5 de maio de 2009

Quarto 304

O que co-habitou entre quatro paredes não é o bastante para expelir saudades. Essa, quiçá, seja a única centelha de um grande feito que repousa, agora, neste quarto sempre vazio. Outras paredes cúmplices e oniscientes; de caladas, confidentes de confiança: mais morta do que minha boca e meus olhos, e o coração esperançoso para bater em hotéis e pousar sereno como o dia de ontem.
As construções mais velhas e inúteis devem ser implodidas para dar lugar a outras edificações, talvez tão humildes quanto os meninos que da rua criam moradia. Rua das ruínas, número perdido, gemidos cessados e o quadro novo de um estado de calamidade privada. Um quarto antigo é só um velho e enquadrado aposto de passado, presenteado.

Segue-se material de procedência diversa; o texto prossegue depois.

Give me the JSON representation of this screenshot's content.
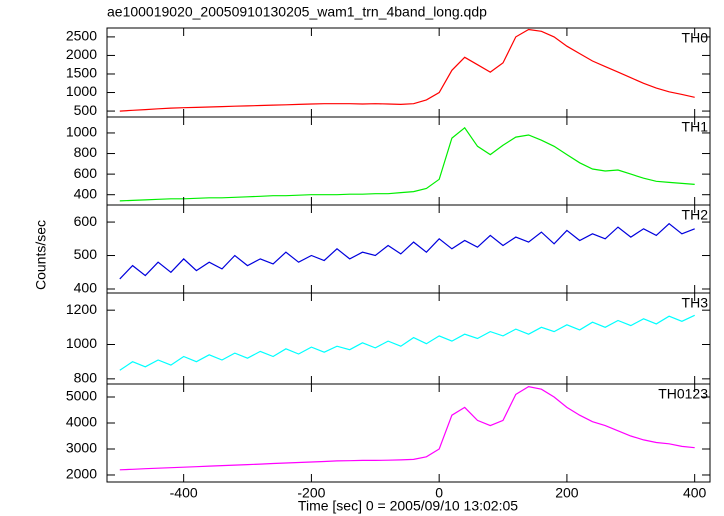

Tornam-se públicas evacuadas habitações aos sem-teto. Essa gente pode invadir os recantos desconhecidos de propriedade, porque advem de quem não assiste lares, vãos e até mesmo esqueletos arquitetônicos, uma vez que não sabe o valor de um e qualquer lar para quem sente frio, para quem não tem abrigo.
Assim, vejo dois paradigmas de usucapião: residência – genérica – de onde, pelo uso, pela posse e o lapso temporal, essa gente se faz proprietária, e – pela pessoalidade – o abandono sem prazo, desdenhado e covardemente desvalido, faz-se valer a doação inconsciente ao próximo habitante.